Bob Conroy, with his cartoons and his guitar. Valley Dispatch/Dennis Shaughnessey
Bob Conroy, with his cartoons and his guitar. Valley Dispatch/Dennis Shaughnessey

DRACUT - Bob Conroy still doesn't know what he wants to be when he grows up.

At an age when most people would be considering retirement, the 64-year-old Dracut resident is wondering what he should do next. In 2004, after losing his long-held job as a graphic engineer, Conroy began publishing "The Pink Slip" comic strip, which appeared weekly in The Sun. It was a huge success.

During that time, he was also drawing editorial cartoons that would show up in other publications. He put the comic strip aside in 2009 to devote his efforts to the editorial cartoons. His work has appeared in more than 300 publications and newswire services on the Internet.

But deep-seated personal convictions prompted him to step away from his pens, pencils and storyboard in 2011. He has dedicated the past year to mastering the guitar, an instrument for which he's always had an affinity.

Conroy, who is married and has three daughters -- the youngest is a junior in high school -- is considering reviving "The Pink Slip" comic strip in some incarnation. If he does, he says, he'd like to see it go into syndication.

Or he may decide to grab his guitar and become a singer in a rock 'n' roll band. There's still plenty of time to decide.

Q: Why did you stop drawing editorial cartoons?

A: "There were other things I wanted to do and I was in a financial situation where I didn't have to worry too much. I felt that I was using the cartoon to shred people and situations that I really didn't know anything about. I started feeling like a loose cannon out there just firing to hear the bang and not thinking about the ramifications the drawings might have.

"As the cartoon began to get more popular and I started seeing some of the comments, I decided I needed time to readjust and I asked myself if I really wanted to keep on doing this. I did some soul searching and had to decide what was worthy of attacking and what was worthy of being left alone. So I started spending a lot of time on the guitar."

Q: What was one of the toughest things you've ever done in terms of political cartoons?

A: "I drew President Obama with a bomb directly over his head about to land on him.

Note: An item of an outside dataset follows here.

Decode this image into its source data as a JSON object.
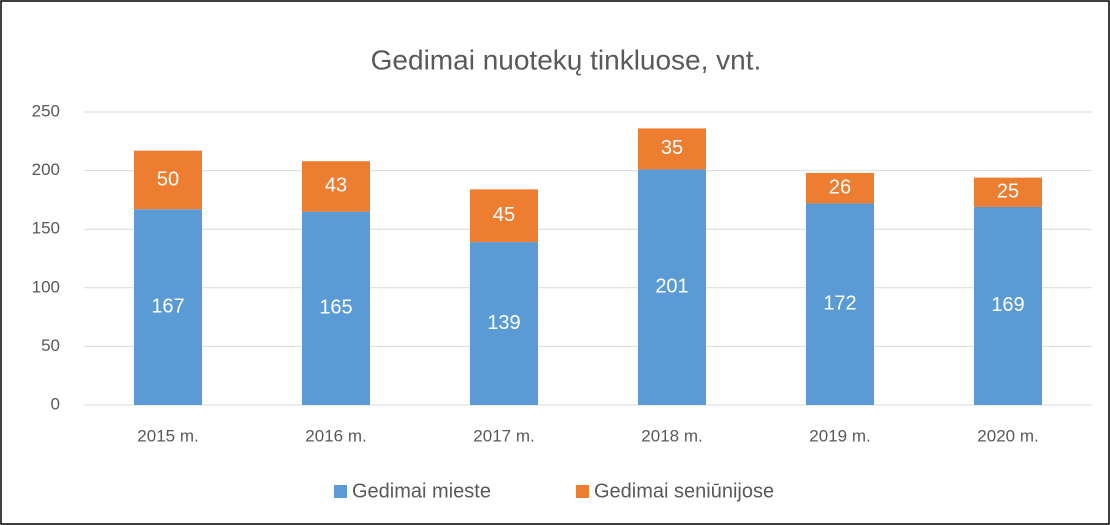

It was called 'ObamaGates' and came right after the president said the Cambridge police 'acted stupidly' following the arrest of (Harvard professor) Henry Gates. It was a powerful, heavy cartoon and I think it spewed out the wrong message. I'm not like that. I'm not a malicious person. The cartoon received a lot of positive comments and I think that bothered me even more. It was kind of nasty."

Q: Where do your ideas come from?

A: "When I was doing 'The Pink Slip,' my ideas came from the events in my life, getting let go from a job I loved, and it kind of evolved to things that were happening in my household with my family. A little exaggerated for comic effect, but not too much.

"The ideas for the editorial cartoon come from global situations that are in the news. I would try to get a worldview of things that were happening because many of my cartoons were featured on the European Worldwide News Service. But it always reminded me of parts of the human body. If you do something to one part, if affects all the other parts. If something happens in England it affects what happens in Japan or New Zealand or the United States."

Q: What comes first, the message or the drawing?

A: "The message comes first usually. For me anyway. I'll get the idea and the drawing and the idea kind of evolve together. Sometimes it may go the other way. I'll wake up in the morning and I just want to draw something. I once drew a big black bear for no particular reason. Several months later, around Thanksgiving, I drew some Pilgrims hunting and as they were being chased by the bear the caption says, 'Hey, let's just go with the turkey this year.'"

Q: Do you envision yourself playing the local coffee house circuit?

A: "Oh, I'd love to. Absolutely. I have a few friends who are excellent singers and excellent musicians but trying to get us all together at the same time is really difficult. I'd love to find a female singer who sounds like Alison Krauss. My youngest daughter (Meredith) has an unbelievable voice by so far she's been resistant. I know she has a lot of schoolwork and a lot going on, but I'd love to be able to perform with her. Maybe someday. Who knows?"